The problem that I have, though, is that these strings are thrown at me. I think that if I open up one of them, I’ll find myself affected by that whole sequence and energetic flow, which means that it creates a type of karma that has to reflect, or be lived out, in the outer imagery of the dream.
So I’m finding that I’ve been turning away from all these options, these strings of events. In doing so, I’m preventing something from opening up. There is one exception that I make, however, and that is a string of events connected to a glass of water that is presented to me.
It seems innocuous enough. My initial feeling is that because the glass of water has been sitting around, it has to be stale.
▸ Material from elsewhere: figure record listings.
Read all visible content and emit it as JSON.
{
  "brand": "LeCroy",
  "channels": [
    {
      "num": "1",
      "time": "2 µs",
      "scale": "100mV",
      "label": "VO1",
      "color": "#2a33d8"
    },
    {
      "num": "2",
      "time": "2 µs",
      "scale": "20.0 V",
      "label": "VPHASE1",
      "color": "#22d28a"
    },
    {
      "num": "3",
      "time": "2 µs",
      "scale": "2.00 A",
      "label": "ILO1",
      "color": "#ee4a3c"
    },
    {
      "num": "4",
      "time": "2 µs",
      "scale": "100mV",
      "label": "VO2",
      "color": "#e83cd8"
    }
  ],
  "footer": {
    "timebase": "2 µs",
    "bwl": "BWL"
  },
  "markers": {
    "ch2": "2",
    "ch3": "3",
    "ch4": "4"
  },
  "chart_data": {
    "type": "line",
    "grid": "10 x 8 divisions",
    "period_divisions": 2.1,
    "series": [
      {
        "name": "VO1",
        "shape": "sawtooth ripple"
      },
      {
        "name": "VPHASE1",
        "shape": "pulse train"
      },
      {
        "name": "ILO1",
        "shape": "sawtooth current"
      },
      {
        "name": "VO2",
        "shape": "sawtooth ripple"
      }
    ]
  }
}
But the person who is trying to present it to me assures me it is not.
I take a drink and am surprised that the water is cool and refreshing. I realize that my reluctance to accept any of these strings of events has become a form of withdrawal. So now the image shifts into a portrayal of this withdrawal and I find myself sitting in a room in a tenement house.
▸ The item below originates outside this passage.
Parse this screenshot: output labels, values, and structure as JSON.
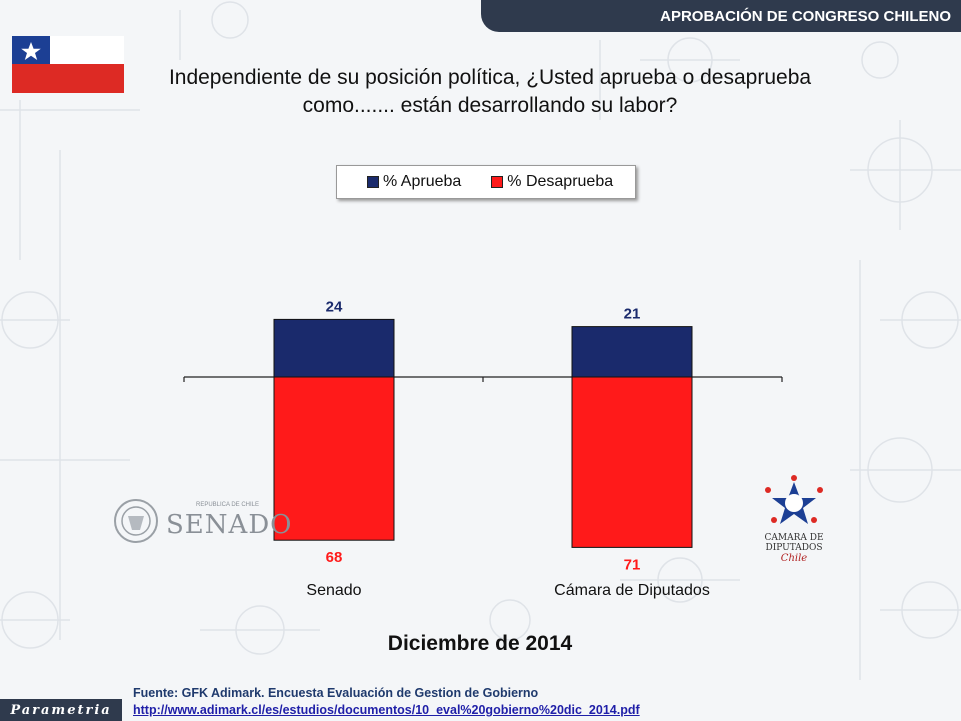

The room I’m in is not much. The door is cracked open slightly and I can hear a lot of activity and noise from the hallway and other rooms. Everything seems to be going haywire around me, so I have blocked myself off from it.
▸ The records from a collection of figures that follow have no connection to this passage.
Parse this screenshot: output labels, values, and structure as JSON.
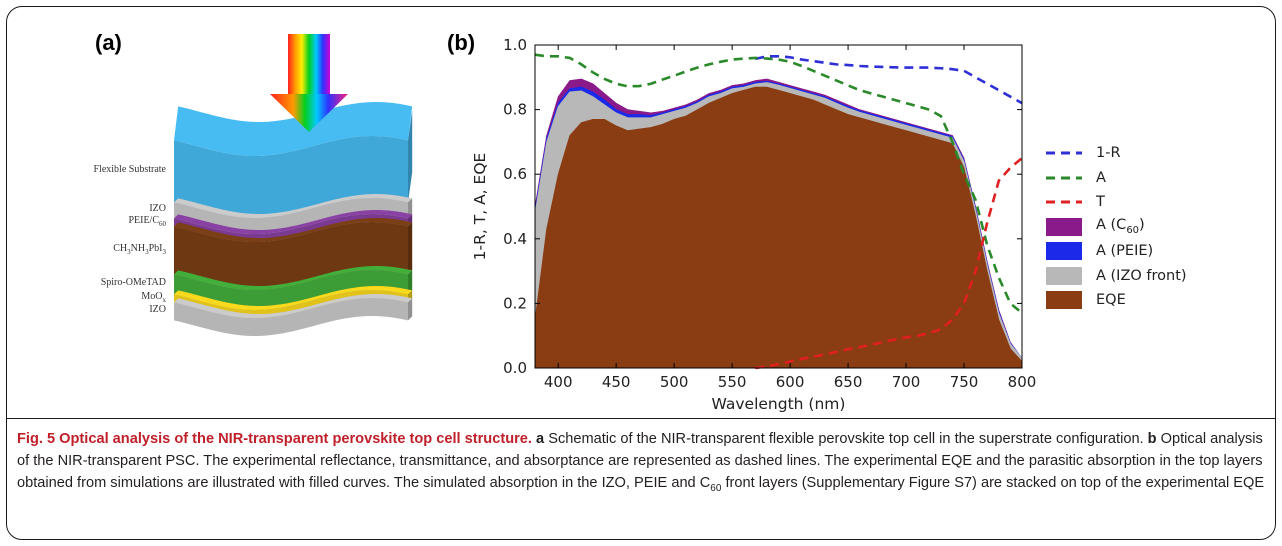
{
  "figure": {
    "panel_a_label": "(a)",
    "panel_b_label": "(b)"
  },
  "schematic": {
    "arrow_label": "rainbow-arrow",
    "layers": [
      {
        "key": "substrate",
        "label": "Flexible Substrate",
        "color": "#3fa8d8"
      },
      {
        "key": "izo_top",
        "label": "IZO",
        "color": "#b5b5b5"
      },
      {
        "key": "peie",
        "label": "PEIE/C",
        "sub": "60",
        "color": "#7a3a92"
      },
      {
        "key": "perovskite",
        "label": "CH",
        "sub1": "3",
        "mid": "NH",
        "sub2": "3",
        "mid2": "PbI",
        "sub3": "3",
        "color": "#6d3812"
      },
      {
        "key": "spiro",
        "label": "Spiro-OMeTAD",
        "color": "#3c9c35"
      },
      {
        "key": "moo",
        "label": "MoO",
        "sub": "x",
        "color": "#e0c21a"
      },
      {
        "key": "izo_bottom",
        "label": "IZO",
        "color": "#b5b5b5"
      }
    ]
  },
  "chart_data": {
    "type": "area",
    "xlabel": "Wavelength (nm)",
    "ylabel": "1-R, T, A, EQE",
    "xlim": [
      380,
      800
    ],
    "ylim": [
      0.0,
      1.0
    ],
    "xticks": [
      400,
      450,
      500,
      550,
      600,
      650,
      700,
      750,
      800
    ],
    "yticks": [
      0.0,
      0.2,
      0.4,
      0.6,
      0.8,
      1.0
    ],
    "xtick_labels": [
      "400",
      "450",
      "500",
      "550",
      "600",
      "650",
      "700",
      "750",
      "800"
    ],
    "ytick_labels": [
      "0.0",
      "0.2",
      "0.4",
      "0.6",
      "0.8",
      "1.0"
    ],
    "grid": false,
    "legend_position": "right",
    "x": [
      380,
      390,
      400,
      410,
      420,
      430,
      440,
      450,
      460,
      470,
      480,
      490,
      500,
      510,
      520,
      530,
      540,
      550,
      560,
      570,
      580,
      590,
      600,
      610,
      620,
      630,
      640,
      650,
      660,
      670,
      680,
      690,
      700,
      710,
      720,
      730,
      740,
      750,
      760,
      770,
      780,
      790,
      800
    ],
    "series": [
      {
        "name": "1-R",
        "kind": "dashed",
        "color": "#2f2fd8",
        "values": [
          null,
          null,
          null,
          null,
          null,
          null,
          null,
          null,
          null,
          null,
          null,
          null,
          null,
          null,
          null,
          null,
          null,
          null,
          null,
          0.957,
          0.965,
          0.965,
          0.962,
          0.955,
          0.95,
          0.945,
          0.94,
          0.938,
          0.935,
          0.933,
          0.932,
          0.931,
          0.93,
          0.93,
          0.93,
          0.928,
          0.925,
          0.92,
          0.9,
          0.88,
          0.86,
          0.84,
          0.82
        ]
      },
      {
        "name": "A",
        "kind": "dashed",
        "color": "#2a8a2a",
        "values": [
          0.97,
          0.965,
          0.965,
          0.96,
          0.94,
          0.915,
          0.895,
          0.88,
          0.872,
          0.873,
          0.88,
          0.893,
          0.905,
          0.918,
          0.93,
          0.94,
          0.948,
          0.955,
          0.958,
          0.96,
          0.958,
          0.955,
          0.948,
          0.935,
          0.92,
          0.905,
          0.89,
          0.875,
          0.86,
          0.85,
          0.84,
          0.83,
          0.82,
          0.81,
          0.8,
          0.78,
          0.7,
          0.6,
          0.52,
          0.38,
          0.28,
          0.2,
          0.17
        ]
      },
      {
        "name": "T",
        "kind": "dashed",
        "color": "#e02020",
        "values": [
          null,
          null,
          null,
          null,
          null,
          null,
          null,
          null,
          null,
          null,
          null,
          null,
          null,
          null,
          null,
          null,
          null,
          null,
          null,
          0.0,
          0.005,
          0.012,
          0.02,
          0.028,
          0.035,
          0.042,
          0.05,
          0.058,
          0.065,
          0.072,
          0.08,
          0.088,
          0.095,
          0.1,
          0.108,
          0.12,
          0.15,
          0.2,
          0.3,
          0.45,
          0.58,
          0.62,
          0.65
        ]
      },
      {
        "name": "A (C60)",
        "kind": "fill",
        "color": "#8a1a8a",
        "values": [
          0.5,
          0.72,
          0.84,
          0.89,
          0.895,
          0.88,
          0.85,
          0.82,
          0.8,
          0.795,
          0.79,
          0.795,
          0.805,
          0.815,
          0.83,
          0.85,
          0.86,
          0.875,
          0.88,
          0.89,
          0.895,
          0.885,
          0.875,
          0.865,
          0.855,
          0.845,
          0.83,
          0.815,
          0.8,
          0.79,
          0.78,
          0.77,
          0.76,
          0.75,
          0.74,
          0.73,
          0.72,
          0.65,
          0.5,
          0.33,
          0.18,
          0.08,
          0.03
        ]
      },
      {
        "name": "A (PEIE)",
        "kind": "fill",
        "color": "#1a2ae8",
        "values": [
          0.49,
          0.71,
          0.82,
          0.865,
          0.87,
          0.855,
          0.83,
          0.8,
          0.785,
          0.785,
          0.782,
          0.79,
          0.8,
          0.81,
          0.825,
          0.845,
          0.855,
          0.87,
          0.875,
          0.885,
          0.888,
          0.88,
          0.87,
          0.86,
          0.85,
          0.84,
          0.825,
          0.81,
          0.797,
          0.787,
          0.777,
          0.767,
          0.757,
          0.747,
          0.737,
          0.727,
          0.717,
          0.645,
          0.495,
          0.325,
          0.175,
          0.078,
          0.03
        ]
      },
      {
        "name": "A (IZO front)",
        "kind": "fill",
        "color": "#b8b8b8",
        "values": [
          0.48,
          0.7,
          0.81,
          0.855,
          0.858,
          0.84,
          0.815,
          0.79,
          0.775,
          0.775,
          0.775,
          0.785,
          0.795,
          0.805,
          0.82,
          0.84,
          0.85,
          0.865,
          0.87,
          0.88,
          0.884,
          0.876,
          0.866,
          0.856,
          0.846,
          0.836,
          0.82,
          0.805,
          0.792,
          0.782,
          0.772,
          0.762,
          0.752,
          0.742,
          0.732,
          0.722,
          0.712,
          0.64,
          0.49,
          0.32,
          0.17,
          0.075,
          0.03
        ]
      },
      {
        "name": "EQE",
        "kind": "fill",
        "color": "#8a3c12",
        "values": [
          0.15,
          0.43,
          0.6,
          0.72,
          0.76,
          0.77,
          0.77,
          0.75,
          0.735,
          0.74,
          0.745,
          0.755,
          0.77,
          0.78,
          0.8,
          0.82,
          0.835,
          0.85,
          0.86,
          0.87,
          0.87,
          0.86,
          0.85,
          0.84,
          0.83,
          0.815,
          0.8,
          0.785,
          0.775,
          0.765,
          0.755,
          0.745,
          0.735,
          0.725,
          0.715,
          0.705,
          0.695,
          0.62,
          0.47,
          0.3,
          0.15,
          0.06,
          0.02
        ]
      }
    ]
  },
  "legend": [
    {
      "label": "1-R",
      "kind": "dashed",
      "color": "#2f2fd8"
    },
    {
      "label": "A",
      "kind": "dashed",
      "color": "#2a8a2a"
    },
    {
      "label": "T",
      "kind": "dashed",
      "color": "#e02020"
    },
    {
      "label": "A (C",
      "sub": "60",
      "tail": ")",
      "kind": "fill",
      "color": "#8a1a8a"
    },
    {
      "label": "A (PEIE)",
      "kind": "fill",
      "color": "#1a2ae8"
    },
    {
      "label": "A (IZO front)",
      "kind": "fill",
      "color": "#b8b8b8"
    },
    {
      "label": "EQE",
      "kind": "fill",
      "color": "#8a3c12"
    }
  ],
  "caption": {
    "title": "Fig. 5 Optical analysis of the NIR-transparent perovskite top cell structure.",
    "a_label": "a",
    "a_text": " Schematic of the NIR-transparent flexible perovskite top cell in the superstrate configuration. ",
    "b_label": "b",
    "b_text_1": " Optical analysis of the NIR-transparent PSC. The experimental reflectance, transmittance, and absorptance are represented as dashed lines. The experimental EQE and the parasitic absorption in the top layers obtained from simulations are illustrated with filled curves. The simulated absorption in the IZO, PEIE and C",
    "b_sub": "60",
    "b_text_2": " front layers (Supplementary Figure S7) are stacked on top of the experimental EQE"
  }
}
Even though the door is open, I have created a barrier so that others know they shouldn’t come in. I have no intention of going out. My sense is that what is around me is kind of poisonous or harmful to my nature, or just something I need to stay away from.
I feel groggy, as if I am in some sort of stupor. I’m waking up late. Everything outside the room is in commotion. And in the toe of my shoe, crammed in there at the very tip, is something I’m refusing to look at. I’m convinced it’s poisonous.
I’m also convinced that it has something to do with the people who live in this building. I don’t want them to have any effect on me whatsoever. All this struggling is contributing to my being unable to come out of my trance. I’m groggy, tired, withdrawn, and out of touch with the rest of the place around me – it irritates me.
But something comes over me at some point and I reach in and take out this compressed object that is in the tip of my shoe. It looks lifeless, black, and dead. I stare at it and imagine that it resembles a decomposed mouse (that’s my active imagination). It’s looks more like a balled up piece of rag.
Just the thought of it makes me cringe a bit and I consider it kind of poisonous. I do not want to smell it; it could kill me or just be really unhealthy. So I flush this smelly and poisonous thing down the toilet.
So what is this dream showing me? Tomorrow we will open up its deeper meaning and follow the trace of subsequent dream images later in the night. In this way we can get a better sense of how our dreams prod us, nudge us, to come to a recognition about aspects of ourselves that we may not normally acknowledge in our waking life. In this way, dreams offer us the possibility of helping us evolve personally, saving us from having to learn things the hard way, i.e., in our waking lives.